Monday, June 02, 2008

OH, PLEASE -- OF COURSE SHE'S STAYING IN

Count me among those who don't think this is in any way a sign that the end is near:

Members of Hillary Clinton's advance staff received calls and emails this evening from headquarters summoning them to New York City Tuesday night, and telling them their roles on the campaign are ending, two Clinton staffers tell my colleague Amie Parnes.

The advance staffers ... are being given the options of going to New York for a final day Tuesday, or going home, the aides said. The move is a sign that the campaign is beginning to shed -- at least -- some of its staff....


She's just shifting to efforts that don't require a lot of staff -- and those efforts are clearly still ongoing. She says she's going to keep trying to flip superdelegates. She's talking relentlessly about her lead in the popular vote, which is highly questionable.

Iowa, Nevada, Washington state, and Maine haven't released popular vote totals. We can make educated guesses, but they're not precise. How do we count non-binding primaries? Do we count voters who can't participate in the general election (from territories, for example)? How many voters supported Obama in Michigan? It gets a little complicated. Depending on which measurement you prefer, you can say Obama has a very narrow popular-vote lead, or Clinton has a very narrow popular-vote lead.

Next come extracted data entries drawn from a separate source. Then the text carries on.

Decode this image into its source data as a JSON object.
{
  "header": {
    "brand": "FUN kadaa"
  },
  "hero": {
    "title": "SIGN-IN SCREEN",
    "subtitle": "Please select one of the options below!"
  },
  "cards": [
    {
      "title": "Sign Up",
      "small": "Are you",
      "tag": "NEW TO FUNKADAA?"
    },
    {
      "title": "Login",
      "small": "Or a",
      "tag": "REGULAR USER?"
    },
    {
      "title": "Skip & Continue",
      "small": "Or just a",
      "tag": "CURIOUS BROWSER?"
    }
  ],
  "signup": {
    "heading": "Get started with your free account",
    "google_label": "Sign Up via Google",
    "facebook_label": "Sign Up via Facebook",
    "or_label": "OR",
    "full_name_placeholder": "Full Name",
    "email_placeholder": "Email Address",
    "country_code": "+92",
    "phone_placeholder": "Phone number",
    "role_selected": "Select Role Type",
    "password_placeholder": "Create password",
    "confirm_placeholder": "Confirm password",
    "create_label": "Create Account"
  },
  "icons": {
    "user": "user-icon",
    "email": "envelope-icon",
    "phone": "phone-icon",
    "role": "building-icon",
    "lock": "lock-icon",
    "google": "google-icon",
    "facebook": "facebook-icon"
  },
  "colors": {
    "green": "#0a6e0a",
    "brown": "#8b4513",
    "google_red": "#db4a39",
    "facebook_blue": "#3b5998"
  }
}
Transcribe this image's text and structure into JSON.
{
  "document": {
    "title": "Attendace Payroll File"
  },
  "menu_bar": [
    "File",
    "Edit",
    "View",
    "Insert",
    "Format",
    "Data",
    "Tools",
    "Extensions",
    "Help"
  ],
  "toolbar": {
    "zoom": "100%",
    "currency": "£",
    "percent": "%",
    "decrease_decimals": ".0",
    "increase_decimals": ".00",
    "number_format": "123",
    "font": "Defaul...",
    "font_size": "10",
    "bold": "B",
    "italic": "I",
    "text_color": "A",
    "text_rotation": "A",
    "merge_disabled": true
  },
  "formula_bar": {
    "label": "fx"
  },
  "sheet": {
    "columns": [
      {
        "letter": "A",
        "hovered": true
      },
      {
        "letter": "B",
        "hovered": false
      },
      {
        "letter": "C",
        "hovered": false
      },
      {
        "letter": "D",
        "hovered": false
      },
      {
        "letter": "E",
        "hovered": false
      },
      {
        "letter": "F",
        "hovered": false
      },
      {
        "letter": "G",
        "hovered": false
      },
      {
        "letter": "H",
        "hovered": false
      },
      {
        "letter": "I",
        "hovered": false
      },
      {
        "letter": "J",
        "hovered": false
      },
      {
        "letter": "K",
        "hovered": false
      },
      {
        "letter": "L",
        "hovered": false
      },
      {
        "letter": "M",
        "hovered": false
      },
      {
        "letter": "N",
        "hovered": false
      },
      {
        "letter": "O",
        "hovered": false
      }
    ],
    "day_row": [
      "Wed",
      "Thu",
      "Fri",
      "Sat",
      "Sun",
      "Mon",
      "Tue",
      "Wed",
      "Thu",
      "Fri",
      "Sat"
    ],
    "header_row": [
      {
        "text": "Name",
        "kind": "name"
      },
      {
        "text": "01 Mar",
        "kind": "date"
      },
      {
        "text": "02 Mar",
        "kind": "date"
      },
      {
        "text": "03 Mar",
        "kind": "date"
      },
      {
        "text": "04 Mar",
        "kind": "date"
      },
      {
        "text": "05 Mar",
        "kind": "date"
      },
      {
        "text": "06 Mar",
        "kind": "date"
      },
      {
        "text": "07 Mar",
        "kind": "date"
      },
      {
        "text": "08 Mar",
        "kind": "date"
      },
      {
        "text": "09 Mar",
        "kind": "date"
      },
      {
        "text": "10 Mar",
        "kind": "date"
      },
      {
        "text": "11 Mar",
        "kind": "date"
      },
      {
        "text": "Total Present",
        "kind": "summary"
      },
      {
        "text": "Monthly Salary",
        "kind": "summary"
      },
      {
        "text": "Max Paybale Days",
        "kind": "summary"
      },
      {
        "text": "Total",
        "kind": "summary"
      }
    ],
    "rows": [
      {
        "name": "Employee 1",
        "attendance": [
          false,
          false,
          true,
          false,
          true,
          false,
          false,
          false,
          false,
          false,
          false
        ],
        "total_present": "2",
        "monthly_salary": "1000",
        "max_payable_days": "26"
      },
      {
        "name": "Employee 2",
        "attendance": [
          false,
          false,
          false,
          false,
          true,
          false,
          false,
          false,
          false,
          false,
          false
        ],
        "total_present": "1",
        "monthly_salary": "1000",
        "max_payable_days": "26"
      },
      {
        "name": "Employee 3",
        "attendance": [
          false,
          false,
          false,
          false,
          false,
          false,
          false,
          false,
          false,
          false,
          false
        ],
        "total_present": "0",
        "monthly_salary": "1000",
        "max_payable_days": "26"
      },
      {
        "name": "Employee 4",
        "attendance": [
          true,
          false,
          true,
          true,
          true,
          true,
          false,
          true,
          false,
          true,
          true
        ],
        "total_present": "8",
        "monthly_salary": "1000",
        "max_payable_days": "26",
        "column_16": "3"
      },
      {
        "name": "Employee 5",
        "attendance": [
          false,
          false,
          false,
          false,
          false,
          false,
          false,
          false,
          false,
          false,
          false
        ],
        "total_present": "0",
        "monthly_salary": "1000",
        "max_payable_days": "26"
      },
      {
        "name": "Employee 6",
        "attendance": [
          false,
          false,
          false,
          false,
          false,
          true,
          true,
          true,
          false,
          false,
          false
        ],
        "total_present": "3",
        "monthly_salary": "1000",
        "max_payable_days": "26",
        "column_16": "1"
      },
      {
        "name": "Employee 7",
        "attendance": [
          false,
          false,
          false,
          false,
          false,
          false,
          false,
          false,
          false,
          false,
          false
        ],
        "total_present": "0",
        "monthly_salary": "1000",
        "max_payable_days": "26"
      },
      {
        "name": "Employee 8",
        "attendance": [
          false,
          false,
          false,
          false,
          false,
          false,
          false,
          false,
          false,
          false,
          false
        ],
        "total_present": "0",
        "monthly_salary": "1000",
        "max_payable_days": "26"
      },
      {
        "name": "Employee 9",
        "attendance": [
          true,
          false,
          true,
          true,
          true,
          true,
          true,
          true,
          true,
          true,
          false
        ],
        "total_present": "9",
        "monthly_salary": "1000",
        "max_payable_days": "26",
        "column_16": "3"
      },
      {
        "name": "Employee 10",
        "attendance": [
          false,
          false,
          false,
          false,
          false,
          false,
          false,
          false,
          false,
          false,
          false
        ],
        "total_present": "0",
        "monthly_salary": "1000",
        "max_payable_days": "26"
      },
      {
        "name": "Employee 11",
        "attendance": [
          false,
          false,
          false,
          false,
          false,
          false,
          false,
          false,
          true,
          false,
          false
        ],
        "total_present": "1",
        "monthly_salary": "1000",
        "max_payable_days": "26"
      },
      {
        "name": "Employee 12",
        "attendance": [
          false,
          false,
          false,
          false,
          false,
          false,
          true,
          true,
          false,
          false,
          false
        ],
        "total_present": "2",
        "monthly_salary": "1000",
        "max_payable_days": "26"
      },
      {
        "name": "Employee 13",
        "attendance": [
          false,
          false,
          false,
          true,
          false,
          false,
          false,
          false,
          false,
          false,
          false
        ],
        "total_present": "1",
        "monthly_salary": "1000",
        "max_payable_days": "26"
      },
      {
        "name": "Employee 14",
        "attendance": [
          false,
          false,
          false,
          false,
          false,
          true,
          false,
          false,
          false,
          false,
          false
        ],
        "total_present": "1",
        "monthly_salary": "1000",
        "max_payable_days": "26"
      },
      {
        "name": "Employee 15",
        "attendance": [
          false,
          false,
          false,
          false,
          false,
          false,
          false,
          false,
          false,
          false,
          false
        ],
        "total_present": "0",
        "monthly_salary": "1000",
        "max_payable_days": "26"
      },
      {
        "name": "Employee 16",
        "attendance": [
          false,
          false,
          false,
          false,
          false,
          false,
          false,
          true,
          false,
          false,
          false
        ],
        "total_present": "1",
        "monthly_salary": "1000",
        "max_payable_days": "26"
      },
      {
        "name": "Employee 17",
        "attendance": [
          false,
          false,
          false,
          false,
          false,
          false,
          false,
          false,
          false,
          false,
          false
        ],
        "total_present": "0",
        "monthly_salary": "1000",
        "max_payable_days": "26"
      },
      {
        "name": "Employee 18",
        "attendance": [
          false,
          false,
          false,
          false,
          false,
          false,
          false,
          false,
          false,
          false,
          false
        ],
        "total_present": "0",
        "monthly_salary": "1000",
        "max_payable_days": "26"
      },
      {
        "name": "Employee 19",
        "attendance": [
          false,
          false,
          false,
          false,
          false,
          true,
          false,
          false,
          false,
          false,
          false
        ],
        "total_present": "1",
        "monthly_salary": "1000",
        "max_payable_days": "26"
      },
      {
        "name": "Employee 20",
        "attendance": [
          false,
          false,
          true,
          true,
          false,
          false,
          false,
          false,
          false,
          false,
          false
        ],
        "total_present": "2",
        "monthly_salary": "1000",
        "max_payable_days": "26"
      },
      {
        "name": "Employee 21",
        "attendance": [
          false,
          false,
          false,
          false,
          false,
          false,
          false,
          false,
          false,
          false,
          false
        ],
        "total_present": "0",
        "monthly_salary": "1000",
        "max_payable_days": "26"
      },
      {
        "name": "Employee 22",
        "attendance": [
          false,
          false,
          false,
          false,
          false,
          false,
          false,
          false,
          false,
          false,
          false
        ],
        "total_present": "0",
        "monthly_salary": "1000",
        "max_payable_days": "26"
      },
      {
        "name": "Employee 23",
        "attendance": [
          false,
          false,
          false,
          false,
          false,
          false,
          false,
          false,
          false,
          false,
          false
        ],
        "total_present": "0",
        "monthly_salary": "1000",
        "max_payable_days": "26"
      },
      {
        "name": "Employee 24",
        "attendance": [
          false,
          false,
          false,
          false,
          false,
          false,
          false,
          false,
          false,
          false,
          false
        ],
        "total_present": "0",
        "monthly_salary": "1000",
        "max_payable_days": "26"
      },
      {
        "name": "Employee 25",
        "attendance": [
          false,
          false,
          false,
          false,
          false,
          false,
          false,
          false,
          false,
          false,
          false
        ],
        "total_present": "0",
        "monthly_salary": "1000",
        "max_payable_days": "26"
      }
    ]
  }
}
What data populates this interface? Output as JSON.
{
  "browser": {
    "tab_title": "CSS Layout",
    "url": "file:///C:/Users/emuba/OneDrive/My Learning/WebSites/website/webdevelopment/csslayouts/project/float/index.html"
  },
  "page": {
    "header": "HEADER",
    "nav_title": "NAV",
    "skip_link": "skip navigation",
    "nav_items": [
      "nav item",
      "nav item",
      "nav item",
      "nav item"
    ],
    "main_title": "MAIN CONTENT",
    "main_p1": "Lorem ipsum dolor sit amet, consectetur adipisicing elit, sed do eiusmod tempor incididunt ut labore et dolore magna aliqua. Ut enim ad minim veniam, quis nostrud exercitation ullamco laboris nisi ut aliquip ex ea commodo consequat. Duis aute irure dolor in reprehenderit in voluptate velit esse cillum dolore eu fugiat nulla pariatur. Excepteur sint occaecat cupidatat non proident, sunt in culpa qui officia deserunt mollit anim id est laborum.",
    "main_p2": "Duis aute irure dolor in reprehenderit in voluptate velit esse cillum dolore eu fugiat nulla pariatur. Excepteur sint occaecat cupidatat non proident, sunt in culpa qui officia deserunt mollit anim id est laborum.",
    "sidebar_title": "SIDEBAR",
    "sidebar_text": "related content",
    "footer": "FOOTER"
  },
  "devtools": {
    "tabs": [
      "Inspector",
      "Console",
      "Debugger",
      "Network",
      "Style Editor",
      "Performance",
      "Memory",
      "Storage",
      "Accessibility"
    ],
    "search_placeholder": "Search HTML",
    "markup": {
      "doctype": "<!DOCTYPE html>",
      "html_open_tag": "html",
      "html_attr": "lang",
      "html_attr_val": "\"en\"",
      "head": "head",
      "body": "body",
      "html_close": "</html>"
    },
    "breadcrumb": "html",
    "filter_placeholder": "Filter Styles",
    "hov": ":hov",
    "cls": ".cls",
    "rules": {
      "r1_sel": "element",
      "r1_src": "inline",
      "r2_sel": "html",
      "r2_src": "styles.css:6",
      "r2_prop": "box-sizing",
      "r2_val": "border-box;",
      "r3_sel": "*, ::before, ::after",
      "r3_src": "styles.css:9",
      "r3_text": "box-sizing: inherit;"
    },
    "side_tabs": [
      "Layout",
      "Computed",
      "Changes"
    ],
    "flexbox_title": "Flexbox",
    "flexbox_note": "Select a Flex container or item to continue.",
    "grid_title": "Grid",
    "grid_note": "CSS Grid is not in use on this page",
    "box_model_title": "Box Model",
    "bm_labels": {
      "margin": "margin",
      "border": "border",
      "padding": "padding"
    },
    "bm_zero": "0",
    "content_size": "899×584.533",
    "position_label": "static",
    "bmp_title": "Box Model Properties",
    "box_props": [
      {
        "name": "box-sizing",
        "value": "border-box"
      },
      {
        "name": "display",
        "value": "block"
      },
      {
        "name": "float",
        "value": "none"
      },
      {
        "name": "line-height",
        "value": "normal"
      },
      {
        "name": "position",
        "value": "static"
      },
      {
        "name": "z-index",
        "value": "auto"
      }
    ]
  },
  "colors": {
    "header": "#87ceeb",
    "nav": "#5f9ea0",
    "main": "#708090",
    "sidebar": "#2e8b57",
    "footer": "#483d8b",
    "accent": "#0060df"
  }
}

I keep hearing that Hillary Clinton has stopped attacking Obama, but she hasn't stopped trying to delegitimize him, by delegitimizing his delegate lead. In a party that takes voting rights seriously, suggesting that he's winning by skulduggery is no better than hinting that he's an icky black guy, or that he's unfit to be commander in chief.

Deligitimizing her own loss is a big part of this, and -- what do you know? -- there was Clinton surrogate Geraldine Ferraro in The Boston Globe on Friday doing just that, by playing the sexism and reverse racism cards:

... That sexism impacted Clinton's campaign, I have no doubt. Did she lose a close election because of sexism? I don't know....

As for Reagan Democrats, how Clinton was treated is not their issue. They are more concerned with how they have been treated. Since March, when I was accused of being racist for a statement I made about the influence of blacks on Obama's historic campaign, people have been stopping me to express a common sentiment: If you're white you can't open your mouth without being accused of being racist. They see Obama's playing the race card throughout the campaign and no one calling him for it as frightening. They're not upset with Obama because he's black; they're upset because they don't expect to be treated fairly because they're white....


Translation: Obama won only because Hillary Clinton was prevented from winning by sexist pigs and anti-white racists. Thus, he's not a legitimate nominee.

The fact that Ferraro is still out there mouthing off is all I need to know about whether Clinton is staying in the race. Oh, and Gerry? I'm Italian like you, I'm from the outer boroughs (Boston equivalent), essentially like you -- but I'm a single mother's son who got to the Ivies just like Obama, and when you denigrate him, you denigrate me, and, as a millionaire, you have some gall doing it:

...Whom he chooses for his vice president makes no difference to [Reagan Democrats]. That he is pro-choice means little. Learning more about his bio doesn't do it. They don't identify with someone who has gone to Columbia and Harvard Law School and is married to a Princeton-Harvard Law graduate. His experience with an educated single mother and being raised by middle class grandparents is not something they can empathize with. They may lack a formal higher education, but they're not stupid....

Sorry -- I guess I got above my station by being a truck driver's son at Columbia. I should have known my place and become an ethically dubious real estate mogul, like your husband.

In any case, it seems obvious to me that if Hillary Clinton can't beat Obama for the nomination, she desperately needs to try to defeat him in November. I'm not even convinced that this is a calculated strategy to emerge as the front-runner for 2012. I think it's more on a gut level than that: the Clintons believe you can't win the presidency as a Democrat any way but their way, and an Obama victory would be a twin humiliation -- not just a defeat of Hillary Clinton personally, but a public demonstration that they don't have a monopoly on political savvy within their party.

They can't live with that. So the attempts to undermine Obama will continue -- to the convention and beyond -- unless they're stopped.

Nancy Pelosi, Harry Reid, Howard Dean, it's time to play some real hardball.